The study defined plant-based diets as a diet that excludes any meat, meat products, seafood, or food of animal origin; and a diet characterized by a higher consumption of fruits, vegetables, legumes, and nuts rather than animal products.
The results of the studies were meta-analyzed for effect sizes and confidence intervals, and the conclusions suggested that a plant-based diet pattern played a protective factor for the risk of digestive system cancer in the cohort studies and case-control studies.
Plant-based diet lowers risk of cancer
Plant-based diets were statistically significant for pancreas cancer, colorectal cancer, colon cancer, rectal cancer, gastric cancer, liver cancer, and esophageal cancer in the cohort studies, and equivalent connections were found in case-control studies for pancreatic cancer, colorectal cancer, gastric cancer, pharyngolaryngeal cancer, and liver cancer.
No statistically significant relationship was found between plant-based diets and colon cancer or rectal cancer.
“The implication of this study is a call for action to pay special attention to plant-based diets to reduce the risk of digestive system cancers,” the study says.
“In summary, it is important to understand and reveal eating habits that make our lives healthier and the important role these habits play in the management and prevention of oncological diseases,” the study notes. “Our study proposes that a plant-based diet is promising to prevent the development of cancer.”

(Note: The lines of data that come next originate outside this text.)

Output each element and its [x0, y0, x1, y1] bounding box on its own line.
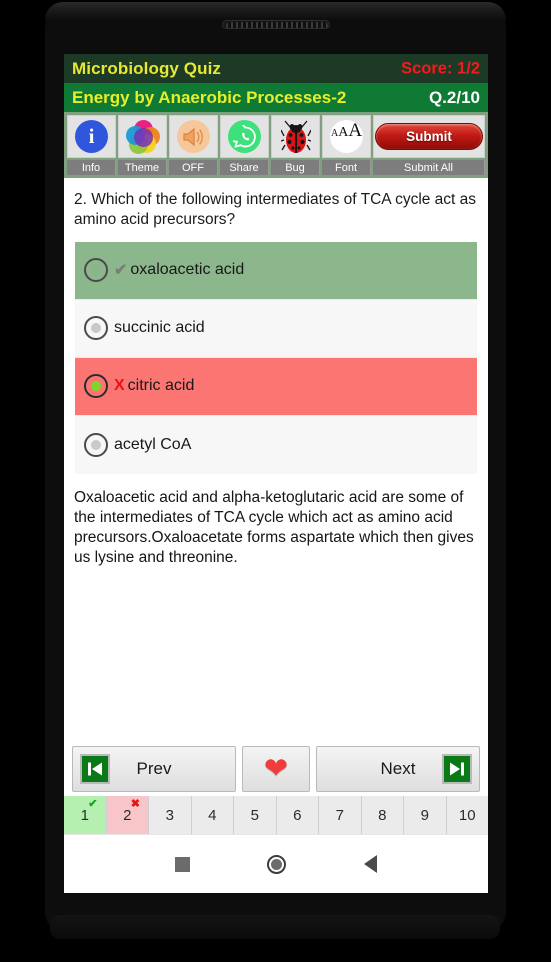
theme-icon	[125, 119, 160, 154]
explanation-text: Oxaloacetic acid and alpha-ketoglutaric …	[74, 488, 474, 567]
pager-item-3[interactable]: 3	[149, 796, 192, 834]
radio-button-2[interactable]	[84, 316, 108, 341]
option-label-1: oxaloacetic acid	[130, 261, 245, 279]
radio-button-4[interactable]	[84, 432, 108, 457]
option-label-4: acetyl CoA	[114, 435, 192, 453]
speaker-grille	[225, 22, 328, 28]
label-share[interactable]: Share	[220, 160, 269, 175]
label-bug[interactable]: Bug	[271, 160, 320, 175]
prev-button[interactable]: Prev	[72, 746, 236, 792]
theme-button[interactable]	[118, 115, 167, 158]
info-button[interactable]: i	[67, 115, 116, 158]
question-counter: Q.2/10	[428, 87, 480, 107]
pager-item-5[interactable]: 5	[234, 796, 277, 834]
device-bezel-highlight	[45, 2, 506, 20]
share-button[interactable]	[220, 115, 269, 158]
bug-icon	[279, 120, 312, 154]
radio-button-1[interactable]	[84, 258, 108, 283]
pager-number-3: 3	[165, 806, 174, 824]
question-pager: ✔ 1 ✖ 2 3 4 5 6 7 8 9 10	[64, 796, 488, 834]
pager-item-4[interactable]: 4	[191, 796, 234, 834]
label-font[interactable]: Font	[322, 160, 371, 175]
device-bottom-bar	[50, 915, 500, 939]
sound-off-icon	[177, 120, 210, 153]
info-icon: i	[75, 120, 108, 153]
app-header: Microbiology Quiz Score: 1/2	[64, 54, 488, 83]
pager-item-8[interactable]: 8	[361, 796, 404, 834]
pager-item-2[interactable]: ✖ 2	[106, 796, 149, 834]
pager-number-6: 6	[293, 806, 302, 824]
phone-device-frame: Microbiology Quiz Score: 1/2 Energy by A…	[0, 0, 551, 962]
pager-item-6[interactable]: 6	[276, 796, 319, 834]
home-icon[interactable]	[267, 854, 287, 874]
favorite-button[interactable]: ❤	[242, 746, 310, 792]
topic-title: Energy by Anaerobic Processes-2	[72, 87, 347, 107]
question-text: 2. Which of the following intermediates …	[74, 191, 477, 228]
share-icon	[228, 120, 261, 153]
label-info[interactable]: Info	[67, 160, 116, 175]
pager-item-10[interactable]: 10	[446, 796, 488, 834]
pager-number-10: 10	[458, 806, 476, 824]
back-icon[interactable]	[364, 855, 378, 873]
font-size-icon: AAA	[330, 120, 363, 153]
next-label: Next	[380, 759, 416, 778]
option-label-3: citric acid	[127, 377, 195, 395]
earpiece-speaker	[221, 20, 330, 29]
pager-number-7: 7	[335, 806, 344, 824]
wrong-cross-icon: X	[114, 377, 125, 395]
toolbar-labels: Info Theme OFF Share Bug Font Submit All	[64, 158, 488, 178]
pager-number-5: 5	[250, 806, 259, 824]
pager-number-9: 9	[420, 806, 429, 824]
pager-number-4: 4	[208, 806, 217, 824]
submit-button-cell[interactable]: Submit	[373, 115, 485, 158]
submit-button[interactable]: Submit	[375, 123, 483, 150]
pager-item-7[interactable]: 7	[319, 796, 362, 834]
navigation-row: Prev ❤ Next	[64, 740, 488, 798]
sound-toggle-button[interactable]	[169, 115, 218, 158]
prev-label: Prev	[136, 759, 172, 778]
score-display: Score: 1/2	[401, 59, 480, 77]
toolbar: i A A A Submit	[64, 112, 488, 158]
option-row-1[interactable]: ✔ oxaloacetic acid	[75, 241, 477, 300]
option-row-3[interactable]: X citric acid	[75, 357, 477, 416]
option-row-2[interactable]: succinic acid	[75, 299, 477, 358]
skip-to-start-icon[interactable]	[80, 754, 110, 784]
label-submit-all[interactable]: Submit All	[373, 160, 485, 175]
app-title: Microbiology Quiz	[72, 58, 222, 78]
correct-tick-icon: ✔	[114, 262, 128, 280]
next-button[interactable]: Next	[316, 746, 480, 792]
pager-item-9[interactable]: 9	[404, 796, 447, 834]
phone-screen: Microbiology Quiz Score: 1/2 Energy by A…	[64, 54, 488, 893]
pager-badge-1: ✔	[88, 798, 98, 810]
pager-number-8: 8	[378, 806, 387, 824]
pager-badge-2: ✖	[130, 798, 140, 810]
label-sound[interactable]: OFF	[169, 160, 218, 175]
bug-report-button[interactable]	[271, 115, 320, 158]
recent-apps-icon[interactable]	[174, 856, 190, 872]
answer-options-list: ✔ oxaloacetic acid succinic acid X citri…	[64, 236, 488, 474]
pager-item-1[interactable]: ✔ 1	[64, 796, 107, 834]
topic-header: Energy by Anaerobic Processes-2 Q.2/10	[64, 83, 488, 112]
option-label-2: succinic acid	[114, 319, 205, 337]
option-row-4[interactable]: acetyl CoA	[75, 415, 477, 474]
radio-button-3[interactable]	[84, 374, 108, 399]
label-theme[interactable]: Theme	[118, 160, 167, 175]
font-size-button[interactable]: AAA	[322, 115, 371, 158]
heart-icon: ❤	[263, 752, 289, 785]
android-system-nav	[64, 834, 488, 893]
skip-to-end-icon[interactable]	[442, 754, 472, 784]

Does meat increase the risk of cancer?
Conversely, the study noted that diets containing red or processed meat are associated with a growing risk of digestive system cancers. According to the World Health Organization, processed meats such as bacon, ham, and sausage are a Group 1 carcinogenic and red meat such as beef and pork is linked to colorectal, pancreatic, and prostate cancers.

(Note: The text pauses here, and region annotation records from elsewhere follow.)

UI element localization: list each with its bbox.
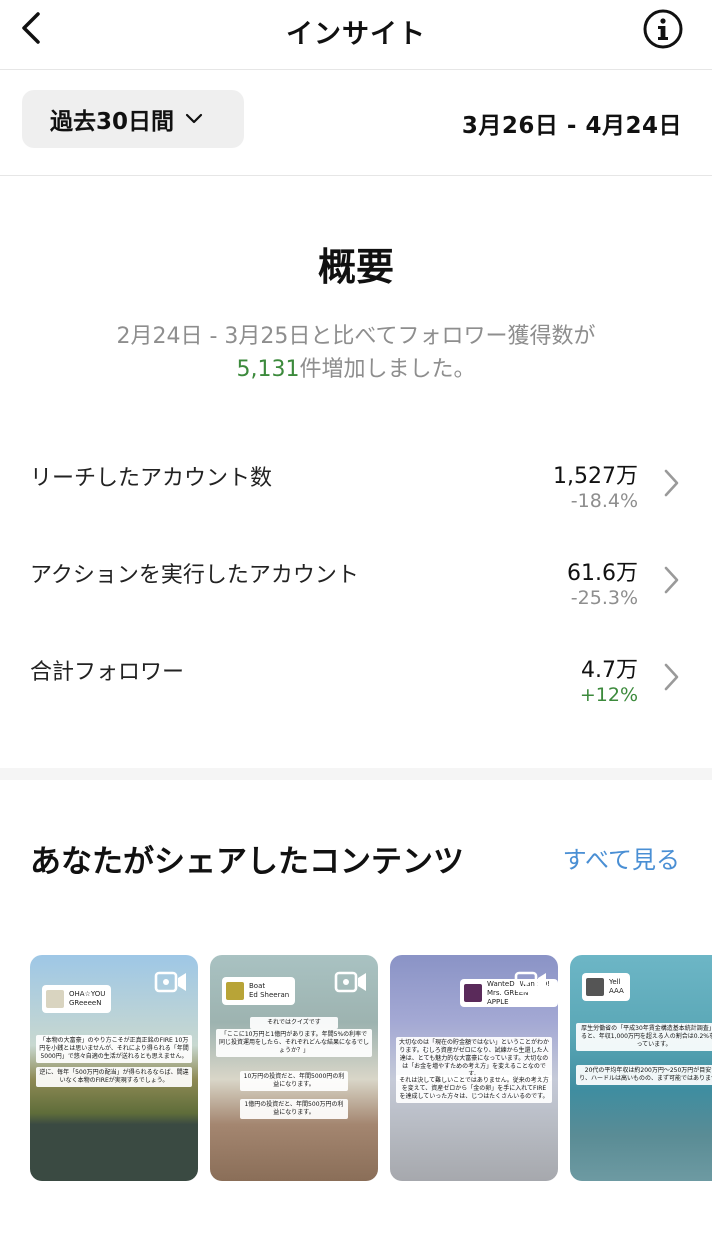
metric-label: アクションを実行したアカウント [30, 563, 359, 588]
caption: それは決して難しいことではありません。従来の考え方を変えて、資産ゼロから「金の卵… [396, 1075, 552, 1103]
metric-delta: -18.4% [570, 490, 638, 512]
song-artist: AAA [609, 987, 624, 995]
caption: それではクイズです [250, 1017, 338, 1029]
metric-row-reach[interactable]: リーチしたアカウント数 1,527万 -18.4% [0, 452, 712, 542]
music-sticker: Yell AAA [582, 973, 630, 1001]
album-art [464, 984, 482, 1002]
shared-content-item[interactable]: YellAAA 厚生労働省の「平成30年賃金構造基本統計調査」によると、年収1,… [570, 955, 712, 1181]
album-art [46, 990, 64, 1008]
music-sticker: OHA☆YOU GReeeeN [42, 985, 112, 1013]
chevron-right-icon [664, 663, 679, 691]
metric-label: リーチしたアカウント数 [30, 466, 273, 491]
metric-delta: +12% [579, 684, 638, 706]
overview-title: 概要 [317, 245, 394, 289]
shared-content-item[interactable]: OHA☆YOU GReeeeN 「本物の大富豪」のやり方こそが正真正銘のFIRE … [30, 955, 198, 1181]
metric-row-followers[interactable]: 合計フォロワー 4.7万 +12% [0, 646, 712, 736]
video-camera-icon [514, 971, 546, 993]
range-dates: 3月26日 - 4月24日 [461, 113, 682, 139]
metric-label: 合計フォロワー [30, 660, 185, 685]
range-dropdown[interactable]: 過去30日間 [22, 90, 244, 148]
song-title: Boat [249, 982, 266, 990]
shared-content-item[interactable]: WanteD! WanteD! Mrs. GREEN APPLE 大切なのは「現在… [390, 955, 558, 1181]
shared-content-item[interactable]: Boat Ed Sheeran それではクイズです 「ここに10万円と1億円があり… [210, 955, 378, 1181]
shared-content-title: あなたがシェアしたコンテンツ [30, 844, 464, 880]
music-sticker: Boat Ed Sheeran [222, 977, 296, 1005]
metric-value: 61.6万 [567, 561, 638, 586]
song-artist: GReeeeN [69, 999, 102, 1007]
comparison-result: 5,131件増加しました。 [0, 353, 712, 386]
comparison-line: 2月24日 - 3月25日と比べてフォロワー獲得数が [116, 324, 596, 349]
song-title: Yell [609, 978, 621, 986]
caption: 「ここに10万円と1億円があります。年間5%の利率で同じ投資運用をしたら、それぞ… [216, 1029, 372, 1057]
chevron-right-icon [664, 566, 679, 594]
range-label: 過去30日間 [50, 109, 175, 135]
comparison-text: 2月24日 - 3月25日と比べてフォロワー獲得数が 5,131件増加しました。 [0, 320, 712, 386]
metric-value: 1,527万 [553, 464, 638, 489]
caption: 10万円の投資だと、年間5000円の利益になります。 [240, 1071, 348, 1091]
info-icon[interactable] [642, 8, 684, 50]
metric-row-actions[interactable]: アクションを実行したアカウント 61.6万 -25.3% [0, 549, 712, 639]
shared-content-carousel[interactable]: OHA☆YOU GReeeeN 「本物の大富豪」のやり方こそが正真正銘のFIRE … [30, 955, 712, 1181]
follower-gain-count: 5,131 [236, 357, 300, 382]
date-range-row: 過去30日間 3月26日 - 4月24日 [0, 70, 712, 176]
metric-delta: -25.3% [570, 587, 638, 609]
song-artist: Ed Sheeran [249, 991, 290, 999]
caption: 1億円の投資だと、年間500万円の利益になります。 [240, 1099, 348, 1119]
page-title: インサイト [286, 19, 426, 50]
album-art [586, 978, 604, 996]
video-camera-icon [334, 971, 366, 993]
see-all-link[interactable]: すべて見る [563, 840, 680, 875]
chevron-right-icon [664, 469, 679, 497]
chevron-down-icon [185, 113, 203, 124]
video-camera-icon [154, 971, 186, 993]
section-divider [0, 768, 712, 780]
album-art [226, 982, 244, 1000]
caption: 厚生労働省の「平成30年賃金構造基本統計調査」によると、年収1,000万円を超え… [576, 1023, 712, 1051]
song-title: OHA☆YOU [69, 990, 106, 998]
caption: 逆に、毎年「500万円の配当」が得られるならば、間違いなく本物のFIREが実現す… [36, 1067, 192, 1087]
top-bar: インサイト [0, 0, 712, 70]
comparison-suffix: 件増加しました。 [299, 357, 476, 382]
metric-value: 4.7万 [581, 658, 638, 683]
caption: 20代の平均年収は約200万円〜250万円が目安であり、ハードルは高いものの、ま… [576, 1065, 712, 1085]
caption: 「本物の大富豪」のやり方こそが正真正銘のFIRE 10万円を小銭とは思いませんが… [36, 1035, 192, 1063]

A study published earlier this year in the medical journal The BMJ found that a high consumption of ultra-processed foods comes with a 29 percent increased risk of colorectal cancer in men. The research from Tufts University and Harvard University noted the strongest association between colorectal cancer and ultra-processed foods came from meat, poultry, and fish products.
“We started out thinking that colorectal cancer could be the cancer most impacted by diet compared to other cancer types,” Lu Wang, the study’s lead author and a postdoctoral fellow at the Friedman School of Nutrition Science and Policy at Tufts, said in a statement.
“Processed meats, most of which fall into the category of ultra-processed foods, are a strong risk factor for colorectal cancer,” Wang said. “Ultra-processed foods are also high in added sugars and low in fiber, which contribute to weight gain and obesity, and obesity is an established risk factor for colorectal cancer.”
Similarly, another study published last year in the journal Cancer Discovery identified a DNA mutation that could account for this relationship between eating meat and colorectal cancer. The research, conducted by the Dana-Farber Cancer Institute in Boston, sequenced the DNA from 900 colorectal cancer patients and found a common mutation—or alkylation—significantly associated with patients who consumed both processed and unprocessed red meat prior to their cancer diagnosis. The chemical compounds found in red meat such as nitroso and heme are believed to cause this alkylation.
While not all cells with this mutation damage turned cancerous, head researcher and oncologist Marios Giannakis found that patients with the highest levels of this mutation had a 47 percent greater risk of colorectal cancer death in comparison to patients with a lower level of damage. Researchers are hopeful that these findings can be used to help individuals prevent colorectal cancer, or at least catch it at an earlier stage.
When it comes to colon cancer, another study conducted by a team of international researchers and scientists at the University of Leeds found that women who consume meat increase their chances of contracting distal colon cancer.
“Our research is one of the few studies looking at this relationship, and while further analysis in a larger study is needed,” lead author Diego Rada Fernandez de Jauregui said, “it could provide valuable information for those with family history of colorectal cancer and those working on prevention.”